Longtime City News Bureau editor Paul Zimbrakos dies
Paul Zimbrakos influenced and trained countless young reporters at Chicago’s City News Bureau for more than four decades as editor of the now closed 24/7 News Service.
“Paul was like an individual master’s degree in journalism. He nurtured generations of reporters in the city, taking some of the greenest reporters of all time and turning them into fair, thorough and enterprising reporters who loved and cherished the craft as much as Paul did,” the deputy editor said. of the New York Times, Monica Davey, who worked for City News in the late 1980s.
“Each morning he would greet us at the office door with an envelope of assignments to pursue in the city that day, and just with those envelopes came the kind of advice that many of us use in our working lives at this day,” Davey said.
Zimbrakos, 86, died of complications from high blood pressure and kidney failure on May 31 at Loyola University Medical Center, his daughter, Marianthe Zimbrakos Zervas, said. He had been a longtime resident of River Forest.
Zimbrakos was born in the family home on Flournoy Street in the Taylor Street neighborhood, the son of parents who had immigrated to the United States from the Greek island of Crete in 1920. He attended Austin High School, one of only two in Chicago who taught Greek. at this moment.
Zimbrakos originally hoped to be a boxer, but he eventually attended Roosevelt University before a stint in the military, his brother George said. He returned to Roosevelt for his bachelor’s degree, and while at Roosevelt began working as a copyist for the Chicago Daily News.
In 1958, Zimbrakos joined the City News Bureau, which six of Chicago’s newspapers had formed in 1890 as a cooperative news agency aimed at covering all kinds of hard news in the city, from crimes, fires and court cases to deaths reported to medical examiner. Desk. For decades, the work of City News has been essential to the city’s many daily newspapers and its radio and television stations.
As editor, Zimbrakos took young reporters and “made us better in many ways,” said former Tribune foreign correspondent and national editor Storer H. “Bob” Rowley, who worked for Zimbrakos from 1976 to 1979.
“He insisted that we write with clarity, he taught us to report, and he insisted that we go back and get information if we didn’t have it the first time,” Rowley said. “More than that, he had an integrity and a sense of mission that you don’t always see in publishers today. He was tough, but you also really wanted his praise.
When the journalists were right, Zimbrakos offered an “attaboy” or an “attagirl”.

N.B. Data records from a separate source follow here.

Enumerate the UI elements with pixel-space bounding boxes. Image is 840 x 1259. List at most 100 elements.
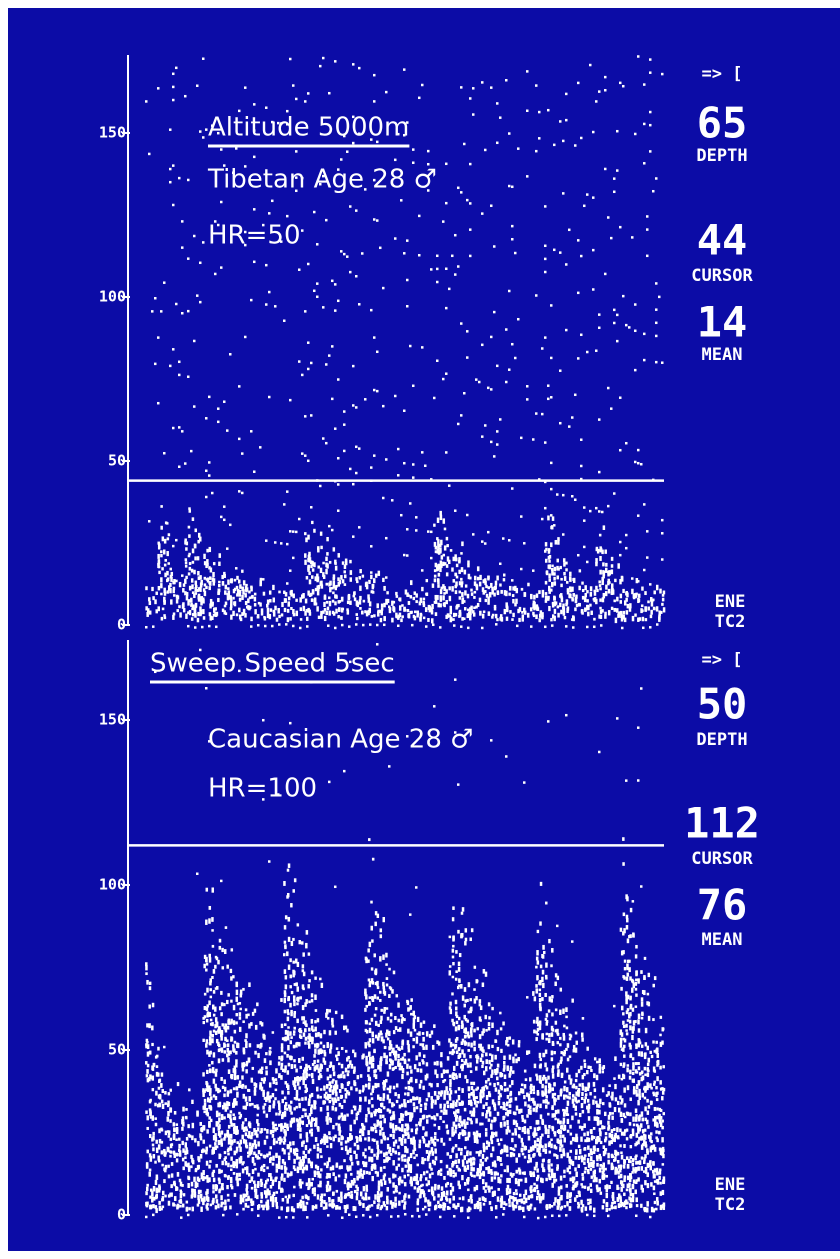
speckle [284, 915, 288, 920]
speckle [421, 1157, 424, 1163]
speckle [556, 605, 560, 609]
speckle [221, 947, 224, 953]
speckle [397, 1093, 400, 1099]
speckle [215, 1023, 218, 1027]
speckle [269, 1095, 272, 1099]
speckle [353, 1080, 356, 1086]
speckle [242, 1161, 245, 1164]
speckle [239, 1196, 243, 1201]
speckle [437, 579, 440, 584]
speckle [475, 1151, 479, 1154]
speckle [443, 587, 447, 591]
speckle [404, 1150, 407, 1153]
speckle [184, 94, 187, 98]
speckle [367, 594, 370, 599]
speckle [194, 592, 198, 595]
speckle [227, 993, 230, 997]
speckle [371, 1085, 375, 1091]
speckle [478, 1169, 481, 1172]
speckle [500, 1163, 503, 1166]
speckle [307, 1158, 311, 1164]
speckle [179, 1192, 183, 1199]
speckle [655, 606, 659, 612]
speckle [403, 1098, 406, 1104]
speckle [148, 1076, 151, 1082]
speckle [386, 1187, 390, 1192]
speckle [589, 592, 593, 597]
speckle [146, 1044, 150, 1050]
speckle [202, 1201, 205, 1206]
speckle [512, 586, 515, 591]
speckle [383, 617, 386, 621]
speckle [328, 1094, 332, 1099]
speckle [250, 1145, 254, 1150]
speckle [227, 1162, 230, 1168]
speckle [553, 248, 556, 252]
speckle [388, 1098, 391, 1104]
speckle [440, 1109, 443, 1113]
speckle [262, 1033, 265, 1039]
speckle [550, 525, 554, 530]
speckle [292, 960, 295, 964]
speckle [286, 1107, 289, 1111]
speckle [439, 1061, 443, 1066]
speckle [610, 583, 614, 589]
speckle [523, 592, 527, 597]
speckle [247, 1151, 250, 1155]
speckle [403, 1205, 406, 1210]
speckle [359, 1168, 363, 1173]
speckle [268, 1151, 271, 1156]
speckle [458, 569, 461, 574]
speckle [458, 979, 461, 983]
speckle [244, 593, 247, 598]
speckle [422, 1036, 425, 1042]
speckle [214, 1017, 218, 1023]
speckle [145, 586, 148, 591]
speckle [287, 601, 290, 607]
speckle [256, 1184, 260, 1188]
speckle [253, 155, 256, 159]
speckle [157, 585, 161, 591]
speckle [176, 1153, 179, 1156]
speckle [307, 984, 310, 989]
speckle [520, 587, 524, 591]
speckle [469, 1171, 473, 1176]
speckle [425, 1044, 428, 1050]
speckle [215, 1113, 219, 1118]
speckle [260, 1199, 263, 1204]
speckle [242, 987, 245, 991]
speckle [406, 1100, 410, 1104]
speckle [250, 1149, 253, 1152]
speckle [293, 1077, 297, 1083]
speckle [244, 601, 248, 606]
speckle [475, 1118, 478, 1124]
speckle [622, 84, 625, 88]
speckle [284, 1104, 287, 1111]
speckle [446, 1130, 449, 1134]
speckle [610, 606, 614, 611]
speckle [508, 132, 511, 135]
speckle [353, 597, 357, 602]
speckle [506, 1101, 509, 1107]
speckle [298, 517, 301, 521]
speckle [308, 1073, 311, 1077]
speckle [218, 1089, 222, 1093]
speckle [229, 1176, 233, 1181]
speckle [319, 1095, 322, 1099]
speckle [403, 1128, 407, 1134]
speckle [158, 1186, 161, 1191]
speckle [268, 1099, 271, 1103]
speckle [322, 306, 325, 309]
speckle [331, 1089, 335, 1095]
speckle [187, 611, 190, 615]
speckle [212, 571, 215, 578]
speckle [257, 1156, 261, 1160]
speckle [298, 1086, 301, 1090]
speckle [599, 609, 603, 614]
speckle [655, 282, 658, 285]
speckle [469, 1207, 472, 1211]
speckle [301, 1168, 305, 1174]
speckle [439, 567, 442, 573]
speckle [496, 1082, 500, 1086]
speckle [239, 1194, 243, 1199]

“It made my day,” Rowley said. “It meant you wrote this story well, reported it well and made City News proud.”
Davey remembered Zimbrakos as “somehow…both incredibly tough and remarkably patient, all at the same time”.
“He would be right to bug you if you hadn’t used common sense or courage to get complete and specific answers to key questions about a given story,” she said. “But then when you called back – for the third, fourth or fifth time, finally delivering something that came close to the full story – Paul would offer a cheerful, heartfelt word of encouragement and urge you to warm up and to prepare yourself. a sandwich.'”
Another City News Bureau alum, Abdon M. Pallasch, later a Sun-Times reporter and now communications director for the state comptroller’s office, said Zimbrakos was “old school — a real gentleman.”
“He had the perfectly balanced demeanor to serve as a scout leader in a chaotic newsroom of dozens of new recruits thrown around the big city to find stories. His job was to scare us more into calling the office without the full story than going back to that police sergeant with one more question — so get the full story the first time around,” Pallasch said. “And when you screwed up, he kindly, or less kindly, took you aside and explained to you that ‘we all have tough days. Now go get that story again. Paul had heard all the excuses.
In 1998, the Tribune and the Sun-Times reported that the City News Bureau would close the following year, as the newsroom was no longer financially viable amid changing business trends.
“I’m really sorry for the young people who won’t be able to come here,” Zimbrakos told the Tribune in October 1998. “I think there’s still room for a training ground for journalists in this industry.”
However, in 1999 the Tribune resurrected the City News Bureau as New City News Service, then simply City News Service. Zimbrakos continued as editor.
Seven years later, the Tribune shut down City News Service, in part because the newspaper didn’t want to give its competitors a coverage advantage by sharing the service’s meticulously curated Daybook – a schedule of the day’s press conferences. , court hearings and other newsworthy events. . As a result, all transmission service staff, including Zimbrakos, were fired.
Zimbrakos taught journalism classes at Loyola University until about four years ago, her daughter said.
Zimbrakos’ wife Eleni died in 2005. Besides his daughter, Zimbrakos is survived by two sons, Vasily and Kostas; four grandsons; and a brother, George.
A visitation is scheduled from 4 to 9 p.m. Sunday, June 5 at Colonial Wojciechowski Funeral Home, 8025 W. Golf Road in Niles. A funeral service will be held at 10 a.m. on Monday, June 6 at St. Haralambos Greek Orthodox Church, 7373 Caldwell Ave. at Niles.
Bob Goldsborough is a freelance journalist.